This tutorial walks through creating and submitting predictions to Kaggle for the 2nd Annual Women in Data Science (WiDS) Datathon, which asks participants to detect the presence of oil palm plantations in satellite imagery. For an introduction to the datathon challenge and how to participate, check out the competition on Kaggle and this blog post.
The WiDS Datathon is hosted on the Kaggle platform. In order to enter the datathon competition, you will need to submit your model predictions online. Kaggle will then score your predictions and place your team on the competition leaderboard. More information on what the leaderboard represents and how Kaggle scores multiple submissions can be found in these Kaggle docs.
This tutorial picks up after you have completed these steps:
- Create a Kaggle account (https://www.kaggle.com/).
- Download the Planet Oil Palm Satellite Imagery Data, comprised of a training set and a test set. Each image spans 256 x 256 pixels and is labeled with a binary label (0 or 1) that denotes whether the image captures the presence of any oil palm plantations.

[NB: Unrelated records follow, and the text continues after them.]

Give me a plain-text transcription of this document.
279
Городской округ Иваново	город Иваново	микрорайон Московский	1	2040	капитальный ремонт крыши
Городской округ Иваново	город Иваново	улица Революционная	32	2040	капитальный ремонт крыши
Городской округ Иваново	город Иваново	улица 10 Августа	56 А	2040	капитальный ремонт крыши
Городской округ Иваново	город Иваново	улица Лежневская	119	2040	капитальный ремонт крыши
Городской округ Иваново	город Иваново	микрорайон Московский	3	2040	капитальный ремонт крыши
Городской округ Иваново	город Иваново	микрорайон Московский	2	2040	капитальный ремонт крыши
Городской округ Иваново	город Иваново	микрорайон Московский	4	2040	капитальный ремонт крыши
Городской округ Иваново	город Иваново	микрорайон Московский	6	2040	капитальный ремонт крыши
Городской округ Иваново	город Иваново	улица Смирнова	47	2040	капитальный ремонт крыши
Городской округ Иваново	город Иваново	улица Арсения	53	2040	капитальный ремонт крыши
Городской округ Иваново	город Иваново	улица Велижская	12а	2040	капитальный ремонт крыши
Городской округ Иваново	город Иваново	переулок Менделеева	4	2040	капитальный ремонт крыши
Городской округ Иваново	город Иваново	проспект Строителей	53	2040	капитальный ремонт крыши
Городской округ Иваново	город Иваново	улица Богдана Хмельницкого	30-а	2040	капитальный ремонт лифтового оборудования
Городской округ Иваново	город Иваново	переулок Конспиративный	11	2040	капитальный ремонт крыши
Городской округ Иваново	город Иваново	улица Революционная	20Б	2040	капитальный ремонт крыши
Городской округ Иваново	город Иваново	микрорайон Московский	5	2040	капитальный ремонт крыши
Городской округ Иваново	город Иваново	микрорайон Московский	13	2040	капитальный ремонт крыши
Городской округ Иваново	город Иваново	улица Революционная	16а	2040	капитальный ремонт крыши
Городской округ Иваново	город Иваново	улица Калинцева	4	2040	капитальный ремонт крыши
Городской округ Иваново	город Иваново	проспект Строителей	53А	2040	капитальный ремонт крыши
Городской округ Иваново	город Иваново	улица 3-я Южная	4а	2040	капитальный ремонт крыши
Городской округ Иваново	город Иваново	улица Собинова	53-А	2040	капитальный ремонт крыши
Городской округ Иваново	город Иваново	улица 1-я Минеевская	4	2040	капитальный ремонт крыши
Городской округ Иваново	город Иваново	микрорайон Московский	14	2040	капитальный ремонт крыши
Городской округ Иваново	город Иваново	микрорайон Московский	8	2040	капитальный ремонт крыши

- Install your programming language and tools of choice for creating machine learning models.
Once you have the datasets downloaded and your machine learning tools set up, the remaining steps are to:
- Load and process the satellite imagery to be input into algorithms of your choice.
- Optional: apply data augmentation or unsupervised methods to the images to help improve algorithm performance.
- Train an algorithm to classify whether an image captures oil palm plantations on the training dataset.
- Apply the algorithm to the test dataset and obtain predictions.
- Upload the predictions to Kaggle and see your score!
Load and Process the Dataset
The dataset of Planet imagery is comprised of 15,244 training .jpg images and 6,534 test .jpg images, all taken over the island of Borneo where oil palm production is a major industry. For the training set, there is a corresponding “traininglabels.csv” file that lists the images by identification number (image_id) and gives their corresponding binary label (has_oilpalm): 0 for no oil palm plantation and 1 for presence of oil palm plantation. A third column (score) gives the confidence score based on how much the crowdsourced annotators agree on the binary label (1 denotes full agreement).
Some useful modules and packages for loading and manipulating imagery include PIL, OpenCV, imageio, and matplotlib.image for Python, and magick, OpenImageR, and jpeg for R. Since each image is a 256 x 256 RGB .jpg file, you can represent it as an 256 x 256 x 3 array. The final representation of the images will depend on what image processing steps and classification algorithm you choose. We will cover image analysis and machine learning algorithms in separate blog posts. (Make sure you’re signed up for the Community Mailing List to get updates, and visit widsconference.org/datathon throughout the competition!)
Generate and Upload Predictions
We won’t discuss specific machine learning algorithms in this post except to mention that frameworks and modules like sklearn, TensorFlow, and PyTorch in Python and e1071, rpart, nnet, and Keras in R are excellent places to look for algorithms that have been implemented.
Once you’ve trained your classification algorithm on the training set, you’ll want to generate a “testpredictions.csv” file similar to “traininglabels.csv” that stores your algorithm’s prediction for the probability that each test image contains oil palm plantation. Note that the columns must be named “image_id” and “has_oilpalm”, and you’ll want to include a prediction for each of the 6,534 test images. Rather than a hard binary classification of 0 or 1, these “has_oilpalm” probabilities will be a number between 0 and 1.
When you’re happy with your predictions, navigate over to the WiDS Datathon Competition on Kaggle and click the “Submit Predictions” link. Choose your predictions file from the “Upload Files” option, and add a comment to describe this submission if you’d like to remember what you changed between submissions. Then hit “Make Submission”!
Kaggle will compute the AUC (Area Under receiver operating characteristic Curve) score on each of your submissions, and your place on the leaderboard will be based on this score. To learn more about AUC, take a look at this Kaggle post.
And that’s it! Now what’s left is the fun part: building the best model you can. Good luck and happy modeling to everyone.